WKO max efforts has not been an issue for me. And I’m the guy telling everyone on this thread to get in touch with feelings of recovery/fatigue, and use that to balance power of steady state endurance with your interval work.
That the power data side of the is robust enough, and technology has to make progress on the internal load side of things to keep things moving forward. Looks gimmicky, but the Norwegians are on the right path.
Has somebody done an independent analysis of the predictive ability of WKO model?
I think that @oldandfast ‘s point is more nuanced than this. I think he’s saying - our power (load) data is really good. But our other data (specifically strain -or how much it costs us to produce that load) isn’t as good right now. Generally - and I think you’ve mentioned this @WindWarrior (let me know if I get this wrong) - some athletes are using a combination of power data (load) and heart rate or RPE data (strain) to gauge how their fitness is changing.
The point is that the power side is much further along than the HR side, so it would be good to see the pendulum swing to focus on improving the quality of strain data (such as HR).
This is my take on what he said as well. We’re not as far along in the strain side of things for sure. HR is problematic, RPE is problematic, HRV is problematic, athlete feedback is super problematic, breath/respiration has potential but the gizmos are prohibitively expensive. We are further along than most (all?) other endurance sports with regard to measurement but the precision of power meters spoils us for more and gives us a false sense that we can treat human organism like a giant computer.
and lactate is problematic. IMHO strain is ‘problematic’ in the sense it is about trends and not precise measures in time. I’d hazard to say in the era of smartphones, some expect instant and definitive answers when the answer to strain is “its fuzzy” and “its about trends.” And you can fumble any strain measure, so lactate testing can become super problematic. Fumble HRV and it becomes super problematic, etc., etc.
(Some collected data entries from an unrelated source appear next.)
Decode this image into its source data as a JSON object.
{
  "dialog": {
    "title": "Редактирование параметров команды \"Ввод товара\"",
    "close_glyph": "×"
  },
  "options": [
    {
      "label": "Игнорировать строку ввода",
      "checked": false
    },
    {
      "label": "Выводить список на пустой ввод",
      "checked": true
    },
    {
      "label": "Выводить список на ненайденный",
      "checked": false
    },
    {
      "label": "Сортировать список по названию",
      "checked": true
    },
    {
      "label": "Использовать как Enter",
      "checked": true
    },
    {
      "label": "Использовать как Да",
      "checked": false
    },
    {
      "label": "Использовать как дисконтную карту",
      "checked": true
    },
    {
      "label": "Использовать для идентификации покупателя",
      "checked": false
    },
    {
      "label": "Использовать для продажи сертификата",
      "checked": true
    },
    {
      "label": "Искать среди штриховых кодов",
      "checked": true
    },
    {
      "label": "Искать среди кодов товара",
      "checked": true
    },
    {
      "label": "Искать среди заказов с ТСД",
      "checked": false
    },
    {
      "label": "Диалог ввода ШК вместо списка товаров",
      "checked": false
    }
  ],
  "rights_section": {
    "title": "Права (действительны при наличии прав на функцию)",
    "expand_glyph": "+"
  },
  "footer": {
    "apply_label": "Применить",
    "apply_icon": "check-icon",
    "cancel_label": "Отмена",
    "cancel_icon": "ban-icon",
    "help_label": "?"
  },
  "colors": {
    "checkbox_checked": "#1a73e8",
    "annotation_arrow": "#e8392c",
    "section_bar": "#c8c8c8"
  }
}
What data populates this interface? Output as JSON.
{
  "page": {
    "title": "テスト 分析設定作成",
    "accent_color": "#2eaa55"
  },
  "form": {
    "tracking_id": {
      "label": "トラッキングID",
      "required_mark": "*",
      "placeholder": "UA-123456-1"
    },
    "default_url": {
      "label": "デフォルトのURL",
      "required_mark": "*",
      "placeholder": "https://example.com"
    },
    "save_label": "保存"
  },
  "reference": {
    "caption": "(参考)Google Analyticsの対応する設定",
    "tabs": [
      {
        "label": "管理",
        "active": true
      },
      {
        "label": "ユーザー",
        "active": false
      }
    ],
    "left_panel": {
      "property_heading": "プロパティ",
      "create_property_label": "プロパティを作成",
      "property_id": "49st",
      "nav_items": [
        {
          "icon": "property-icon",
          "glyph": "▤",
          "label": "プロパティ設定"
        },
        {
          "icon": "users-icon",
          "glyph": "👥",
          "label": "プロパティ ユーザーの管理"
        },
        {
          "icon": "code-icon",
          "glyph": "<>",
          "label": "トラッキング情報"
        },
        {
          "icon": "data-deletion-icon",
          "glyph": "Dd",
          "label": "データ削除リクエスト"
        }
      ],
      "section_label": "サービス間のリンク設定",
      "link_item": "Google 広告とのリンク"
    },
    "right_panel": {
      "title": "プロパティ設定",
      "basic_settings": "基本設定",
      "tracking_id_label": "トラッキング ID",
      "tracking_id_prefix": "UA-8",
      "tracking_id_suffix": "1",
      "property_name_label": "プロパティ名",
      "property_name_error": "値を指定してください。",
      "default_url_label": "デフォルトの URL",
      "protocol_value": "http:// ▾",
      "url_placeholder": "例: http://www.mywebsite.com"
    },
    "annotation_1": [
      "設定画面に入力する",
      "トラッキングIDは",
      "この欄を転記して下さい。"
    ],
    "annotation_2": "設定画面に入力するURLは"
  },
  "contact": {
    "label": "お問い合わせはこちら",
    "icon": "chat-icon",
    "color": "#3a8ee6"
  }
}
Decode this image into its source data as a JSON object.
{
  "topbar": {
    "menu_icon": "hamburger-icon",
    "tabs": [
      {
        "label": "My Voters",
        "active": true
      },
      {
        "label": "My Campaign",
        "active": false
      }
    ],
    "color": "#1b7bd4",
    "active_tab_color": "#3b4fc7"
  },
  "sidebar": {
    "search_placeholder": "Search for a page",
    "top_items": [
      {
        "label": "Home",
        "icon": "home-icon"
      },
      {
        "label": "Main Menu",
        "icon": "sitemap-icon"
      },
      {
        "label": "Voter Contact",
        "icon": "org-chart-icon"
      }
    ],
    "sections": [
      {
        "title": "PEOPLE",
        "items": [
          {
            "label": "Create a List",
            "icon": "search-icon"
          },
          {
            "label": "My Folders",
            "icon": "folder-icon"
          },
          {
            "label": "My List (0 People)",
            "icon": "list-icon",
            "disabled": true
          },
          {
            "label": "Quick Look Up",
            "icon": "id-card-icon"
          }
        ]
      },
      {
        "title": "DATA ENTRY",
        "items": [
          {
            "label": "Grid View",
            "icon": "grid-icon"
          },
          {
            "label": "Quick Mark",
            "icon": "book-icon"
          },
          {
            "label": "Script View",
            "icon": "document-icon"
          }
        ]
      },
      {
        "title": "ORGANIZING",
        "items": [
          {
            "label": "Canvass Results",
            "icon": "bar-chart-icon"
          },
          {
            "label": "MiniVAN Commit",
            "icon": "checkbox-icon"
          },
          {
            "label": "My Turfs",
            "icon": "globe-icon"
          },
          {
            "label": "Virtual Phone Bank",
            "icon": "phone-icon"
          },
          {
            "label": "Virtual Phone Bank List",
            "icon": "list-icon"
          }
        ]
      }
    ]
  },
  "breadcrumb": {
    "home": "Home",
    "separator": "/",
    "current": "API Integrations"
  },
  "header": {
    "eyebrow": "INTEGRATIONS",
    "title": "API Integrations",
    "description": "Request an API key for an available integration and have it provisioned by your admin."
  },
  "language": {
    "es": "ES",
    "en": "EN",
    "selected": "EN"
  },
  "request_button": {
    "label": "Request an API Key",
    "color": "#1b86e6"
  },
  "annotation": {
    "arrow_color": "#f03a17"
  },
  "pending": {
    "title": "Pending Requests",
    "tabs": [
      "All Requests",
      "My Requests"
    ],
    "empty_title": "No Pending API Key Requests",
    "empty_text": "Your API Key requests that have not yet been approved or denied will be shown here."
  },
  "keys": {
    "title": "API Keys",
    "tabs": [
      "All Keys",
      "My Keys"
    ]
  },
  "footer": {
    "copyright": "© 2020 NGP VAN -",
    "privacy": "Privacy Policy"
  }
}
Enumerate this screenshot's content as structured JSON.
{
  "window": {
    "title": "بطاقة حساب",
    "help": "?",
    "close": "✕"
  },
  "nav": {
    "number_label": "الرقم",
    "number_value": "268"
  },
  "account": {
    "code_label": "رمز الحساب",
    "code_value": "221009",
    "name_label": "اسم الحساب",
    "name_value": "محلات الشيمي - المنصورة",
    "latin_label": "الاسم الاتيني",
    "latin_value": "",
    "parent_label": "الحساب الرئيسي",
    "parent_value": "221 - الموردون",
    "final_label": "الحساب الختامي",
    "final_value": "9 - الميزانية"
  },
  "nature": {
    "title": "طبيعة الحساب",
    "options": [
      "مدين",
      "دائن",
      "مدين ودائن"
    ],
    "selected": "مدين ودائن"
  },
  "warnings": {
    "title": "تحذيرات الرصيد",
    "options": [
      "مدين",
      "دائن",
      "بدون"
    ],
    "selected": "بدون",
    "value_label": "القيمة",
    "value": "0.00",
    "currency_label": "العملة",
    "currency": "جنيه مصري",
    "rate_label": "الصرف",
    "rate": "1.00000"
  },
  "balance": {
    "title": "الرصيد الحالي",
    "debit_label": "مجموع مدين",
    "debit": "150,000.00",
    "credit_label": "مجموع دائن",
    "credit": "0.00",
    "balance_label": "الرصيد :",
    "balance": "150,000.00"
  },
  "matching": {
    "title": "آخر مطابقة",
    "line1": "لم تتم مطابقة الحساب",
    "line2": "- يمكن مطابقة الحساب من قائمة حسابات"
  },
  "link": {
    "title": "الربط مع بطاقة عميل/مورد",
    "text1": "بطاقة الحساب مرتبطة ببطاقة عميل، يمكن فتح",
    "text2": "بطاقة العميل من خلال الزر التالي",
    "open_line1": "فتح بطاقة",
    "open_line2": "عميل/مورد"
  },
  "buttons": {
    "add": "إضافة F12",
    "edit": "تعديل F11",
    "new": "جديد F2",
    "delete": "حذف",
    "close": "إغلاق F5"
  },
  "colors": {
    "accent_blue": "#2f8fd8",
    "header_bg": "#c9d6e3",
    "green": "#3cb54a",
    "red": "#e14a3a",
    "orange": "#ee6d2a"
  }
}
For myself, HR is the only one that is consistent enough to compare against power achieved and trend to monitor changes in fitness. And then trends in Garmin’s (post-ride) performance condition, pre/post-ride feelings, and RHR.
For all those reasons my suggestion is to get in touch with your feelings and learn to look at strain trends. And keep in mind that what happens off-the-bike can, for some, be more important than what you are doing on the bike.
Really good point. And I think that’s what makes this hard for everybody - we don’t have a good way to gauge or measure what’s happening off the bike - and yet that’s exactly the most important factor that affects strain measurements.